How Equitable Can We Get?

Last month, the Higher Education Quality Council of Ontario (HEQCO) published a paper entitled “Redefining Access to Postsecondary Education”.  It raises a number of interesting questions about access in Ontario (which apply to Canada generally), so it’s worth examination.

Stripped to the basics, the document lays out the following point (quoted from the Executive summary) that Ontario funding and student aid policies “have resulted in a dramatic increase in overall enrolment at Ontario’s colleges and universities over the last two decades. Ontario is now a world leader in adult postsecondary attainment. The assumption inherent in these policies was that growth would also improve the equity of access. However, the evidence suggests that it has done little to achieve equitable access for those students who have been traditionally excluded from postsecondary and labour market opportunities.”

So, let’s stop there for a moment because I think the authors are choosing their words very carefully and correctly, but it is liable to misinterpretation.  The evidence is not that traditionally-excluded groups have seen no gains in access.  The evidence is that the increase in participation has been spread quite widely and that therefore the gaps in access appear to have remained relatively constant (though the authors also note that the data on this point is not all it might be, so we may not have the entire picture).  Whether you consider this a failure or not is presumably a matter of perspective.  Have access opportunities increased?  Yes.  Have relative opportunities increased?  No.  Half-full?  Half empty? You pick.

The authors themselves don’t point to any international evidence, but I feel compelled as a ‘comparativist’ to point out that this experience is hardly unique to Canada.  Right across Europe, massification has had similar effects.  Figure 1 shows what happened in Poland to enrolments by income quintile over a 14-year period where enrolment nearly tripled, in part through the introduction of private universities and the partial introduction of tuition fees at public universities.

Figure 1: Access to Higher Education in Poland by Income Quintile, 1994-2008

Source: Herbst and Rok (2010) The Equity of the Higher Education System: Case-Study Poland.  Available at: http://www.euroreg.uw.edu.pl/en/publications,the-equity-of-the-higher-education-system-case-study-poland

Figure 2 shows HE attendance by gender and income group in notably free tuition Denmark over a 25-year a period in which overall enrolment in universities quadrupled:

Figure 2: Predicted HE Attendance in Denmark by Gender and Income Background, 1984-2010

Source: Jens Peter Thompson, Maintaining Inequality Effectively? Access to Higher Education Programmes in a Universalist Welfare State in Periods of Educational Expansion 1984–2010, in European Sociological Review, vol 31 no 6 (2015).

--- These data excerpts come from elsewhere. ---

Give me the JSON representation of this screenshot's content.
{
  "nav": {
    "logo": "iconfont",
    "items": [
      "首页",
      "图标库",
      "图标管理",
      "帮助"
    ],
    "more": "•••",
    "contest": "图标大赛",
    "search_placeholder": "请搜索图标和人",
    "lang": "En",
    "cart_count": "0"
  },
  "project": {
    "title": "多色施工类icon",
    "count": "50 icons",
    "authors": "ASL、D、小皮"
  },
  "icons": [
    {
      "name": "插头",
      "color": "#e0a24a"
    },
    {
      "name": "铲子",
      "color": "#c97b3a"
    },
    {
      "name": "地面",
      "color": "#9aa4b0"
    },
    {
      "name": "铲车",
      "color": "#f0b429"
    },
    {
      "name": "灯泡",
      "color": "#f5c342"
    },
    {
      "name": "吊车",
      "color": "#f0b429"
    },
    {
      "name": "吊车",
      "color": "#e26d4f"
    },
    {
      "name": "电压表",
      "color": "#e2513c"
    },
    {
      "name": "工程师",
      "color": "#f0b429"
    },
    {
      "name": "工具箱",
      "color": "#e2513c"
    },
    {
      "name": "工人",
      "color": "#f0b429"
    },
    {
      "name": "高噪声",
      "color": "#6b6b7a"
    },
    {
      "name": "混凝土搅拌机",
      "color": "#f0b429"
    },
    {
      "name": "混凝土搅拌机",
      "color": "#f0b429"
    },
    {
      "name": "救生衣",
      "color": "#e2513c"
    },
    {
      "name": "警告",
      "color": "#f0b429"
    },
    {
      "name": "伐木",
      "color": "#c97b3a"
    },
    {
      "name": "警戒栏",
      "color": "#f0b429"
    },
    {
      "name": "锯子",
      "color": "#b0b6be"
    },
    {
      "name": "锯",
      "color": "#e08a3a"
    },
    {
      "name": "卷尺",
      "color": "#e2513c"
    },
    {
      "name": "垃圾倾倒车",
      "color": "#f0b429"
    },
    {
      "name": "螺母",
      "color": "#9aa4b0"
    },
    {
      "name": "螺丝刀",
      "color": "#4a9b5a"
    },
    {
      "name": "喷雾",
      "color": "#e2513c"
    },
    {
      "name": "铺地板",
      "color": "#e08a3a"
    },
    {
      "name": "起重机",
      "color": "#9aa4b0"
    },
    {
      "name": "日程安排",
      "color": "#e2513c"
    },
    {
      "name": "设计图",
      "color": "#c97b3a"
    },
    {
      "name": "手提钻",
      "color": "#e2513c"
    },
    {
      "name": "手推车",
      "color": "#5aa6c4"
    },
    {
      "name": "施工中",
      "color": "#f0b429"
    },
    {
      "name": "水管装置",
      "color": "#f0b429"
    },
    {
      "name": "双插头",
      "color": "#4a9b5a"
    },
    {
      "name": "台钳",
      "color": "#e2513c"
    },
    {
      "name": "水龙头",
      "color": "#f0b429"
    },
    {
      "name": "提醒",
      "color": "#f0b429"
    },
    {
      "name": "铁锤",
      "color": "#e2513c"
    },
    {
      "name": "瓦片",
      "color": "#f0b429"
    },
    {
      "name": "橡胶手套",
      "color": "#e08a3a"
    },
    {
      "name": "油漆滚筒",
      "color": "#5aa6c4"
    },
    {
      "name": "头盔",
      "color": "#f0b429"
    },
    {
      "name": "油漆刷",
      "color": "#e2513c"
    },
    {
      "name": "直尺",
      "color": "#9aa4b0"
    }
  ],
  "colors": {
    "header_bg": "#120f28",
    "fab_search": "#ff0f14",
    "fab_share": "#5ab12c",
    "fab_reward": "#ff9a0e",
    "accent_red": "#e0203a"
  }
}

I could go on here, but you get the idea; growing participation rates and constant (or even growing) inequality rates aren’t something specifically Canadian.  In fact, they are almost universal.  There is even a theory to describe this: “Effectively Maintained Inequality” (EMI).  Developed by the American sociologist Samuel Lucas, it “posits that socioeconomically advantaged actors secure for themselves and their children some degree of advantage wherever advantages are commonly possible.”  If the socioeconomically advantaged can obtain an advantage by obtaining a new higher level of certification (e.g. secondary school completion in the post-war period, bachelor’s degrees in the late 20th century), they will do so. If this is not possible, then the socioeconomically advantaged will obtain qualitative advantages/distinctions; that is to say, as a level of education becomes universal, then other things will start to confer distinction such as which institution one attends, which disciplines one studies (a proposition for which there is a wealth of data from a number of countries: I recommend Yossi Shavit et al’s Stratification in Higher Education: A Comparative Study if you want to know more about it)

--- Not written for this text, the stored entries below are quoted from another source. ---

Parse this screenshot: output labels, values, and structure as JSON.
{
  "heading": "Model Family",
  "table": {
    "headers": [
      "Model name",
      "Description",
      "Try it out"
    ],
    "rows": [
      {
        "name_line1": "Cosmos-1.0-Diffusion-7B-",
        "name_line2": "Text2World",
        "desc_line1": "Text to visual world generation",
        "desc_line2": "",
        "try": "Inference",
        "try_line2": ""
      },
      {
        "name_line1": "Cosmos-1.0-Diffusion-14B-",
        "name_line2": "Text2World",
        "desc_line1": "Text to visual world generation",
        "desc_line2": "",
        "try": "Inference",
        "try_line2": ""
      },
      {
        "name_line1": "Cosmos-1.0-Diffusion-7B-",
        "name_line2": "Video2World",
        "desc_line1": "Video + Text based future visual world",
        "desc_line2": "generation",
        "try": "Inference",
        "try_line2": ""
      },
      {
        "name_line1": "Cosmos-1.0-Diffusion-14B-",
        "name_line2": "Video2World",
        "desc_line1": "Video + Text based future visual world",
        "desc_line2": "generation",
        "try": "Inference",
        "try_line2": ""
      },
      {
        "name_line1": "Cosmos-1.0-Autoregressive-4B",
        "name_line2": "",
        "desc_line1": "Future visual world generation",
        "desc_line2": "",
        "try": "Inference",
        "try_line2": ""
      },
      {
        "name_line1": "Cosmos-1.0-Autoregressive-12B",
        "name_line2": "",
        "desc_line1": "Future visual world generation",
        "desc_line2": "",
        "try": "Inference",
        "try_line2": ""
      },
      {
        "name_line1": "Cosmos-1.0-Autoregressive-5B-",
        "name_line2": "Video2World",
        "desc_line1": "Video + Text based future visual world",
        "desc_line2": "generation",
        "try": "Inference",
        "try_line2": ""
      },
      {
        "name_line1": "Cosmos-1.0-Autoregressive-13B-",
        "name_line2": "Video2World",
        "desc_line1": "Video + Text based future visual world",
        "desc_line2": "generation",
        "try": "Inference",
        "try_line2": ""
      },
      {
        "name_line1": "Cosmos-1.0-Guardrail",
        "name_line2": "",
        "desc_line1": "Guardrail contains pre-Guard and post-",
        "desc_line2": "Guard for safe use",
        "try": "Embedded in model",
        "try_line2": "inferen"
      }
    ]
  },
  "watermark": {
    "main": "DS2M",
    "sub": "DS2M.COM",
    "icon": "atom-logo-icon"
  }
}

None of this is to argue with the point the authors are making; it is however to suggest that the phenomenon that they are highlighting isn’t one anyone else seems to have “solved”.  Social stratification is universal, and so is its reproduction via education.  It is something to work on, obviously – limiting inherited privilege should everywhere and always be job 1 – but perhaps with due humility as to the potential for success. 

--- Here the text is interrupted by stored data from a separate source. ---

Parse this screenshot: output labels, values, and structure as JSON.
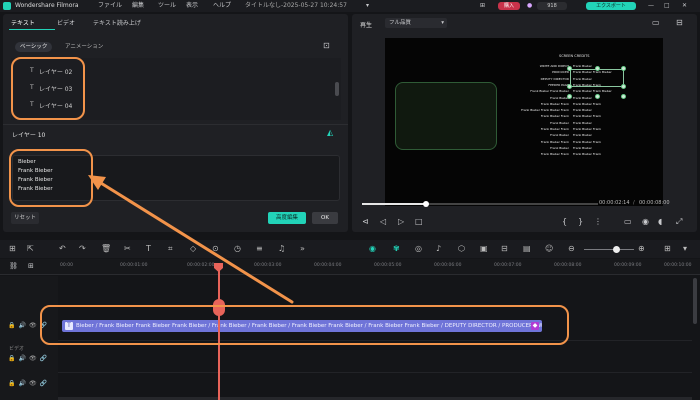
{
  "titlebar": {
    "app_name": "Wondershare Filmora",
    "menu": [
      "ファイル",
      "編集",
      "ツール",
      "表示",
      "ヘルプ"
    ],
    "doc_title": "タイトルなし-2025-05-27 10:24:57",
    "buy_label": "購入",
    "points": "918",
    "export_label": "エクスポート"
  },
  "left_panel": {
    "tabs": [
      "テキスト",
      "ビデオ",
      "テキスト読み上げ"
    ],
    "subtabs": [
      "ベーシック",
      "アニメーション"
    ],
    "layers": [
      "レイヤー 02",
      "レイヤー 03",
      "レイヤー 04"
    ],
    "layer_header": "レイヤー 10",
    "text_lines": [
      "Bieber",
      "Frank Bieber",
      "Frank Bieber",
      "Frank Bieber"
    ],
    "reset_label": "リセット",
    "advanced_label": "高度編集",
    "ok_label": "OK"
  },
  "preview": {
    "player_label": "再生",
    "quality": "フル品質",
    "current_time": "00:00:02:14",
    "total_time": "00:00:08:00",
    "progress": 0.27,
    "credits": {
      "heading": "SCREEN CREDITS",
      "left": [
        "WRITE AND DIRECT",
        "PRODUCER",
        "DEPUTY DIRECTOR",
        "FEEDER PAGE",
        "Frank Bieber Frank Bieber",
        "Frank Bieber",
        "Frank Bieber Frank",
        "Frank Bieber Frank Bieber Frank",
        "Frank Bieber Frank",
        "Frank Bieber",
        "Frank Bieber Frank",
        "Frank Bieber",
        "Frank Bieber Frank",
        "Frank Bieber",
        "Frank Bieber Frank"
      ],
      "right": [
        "Frank Bieber",
        "Frank Bieber Frank Bieber",
        "Frank Bieber",
        "Frank Bieber Frank",
        "Frank Bieber Frank Bieber",
        "Frank Bieber",
        "Frank Bieber Frank",
        "Frank Bieber",
        "Frank Bieber Frank",
        "Frank Bieber",
        "Frank Bieber Frank",
        "Frank Bieber",
        "Frank Bieber Frank",
        "Frank Bieber",
        "Frank Bieber Frank"
      ]
    }
  },
  "timeline": {
    "ticks": [
      "00:00",
      "00:00:01:00",
      "00:00:02:00",
      "00:00:03:00",
      "00:00:04:00",
      "00:00:05:00",
      "00:00:06:00",
      "00:00:07:00",
      "00:00:08:00",
      "00:00:09:00",
      "00:00:10:00"
    ],
    "track_label": "ビデオ",
    "clip_text": "Bieber / Frank Bieber Frank Bieber Frank Bieber / Frank Bieber / Frank Bieber / Frank Bieber Frank Bieber / Frank Bieber Frank Bieber / DEPUTY DIRECTOR / PRODUCER / WRITE A..."
  },
  "colors": {
    "accent": "#22d3b8",
    "clip": "#6f74d8",
    "playhead": "#e8645a",
    "annotation": "#f2934a"
  }
}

If there is one place where I might differ a bit from the authors, it is with the following statement: “The analysis presented in this paper suggests that it is time to declare victory on growth and focus more intently on ensuring that all Ontarians have an equal opportunity to access and succeed in Ontario’s postsecondary system.”  

Possibly, this is just a rhetorical flourish, but I really hope no one takes that passage literally.  If you “declare victory on growth”, it’s hard to see how we can be successful in opening up opportunity to underserved student populations, because such absent system growth, such opportunity can only occur by taking spots away from social groups who already have them.  And if there is one rock-solid lesson EMI teaches us, it is that the middle-classes’ privileges with respect to getting their kids into higher education will only be relinquished if you pry them from their cold, dead hands.   Improved access for underserved groups, like it or not, almost certainly means continued system growth.

Still, a minor point.  I look forward to seeing where HEQCO takes this new line of research.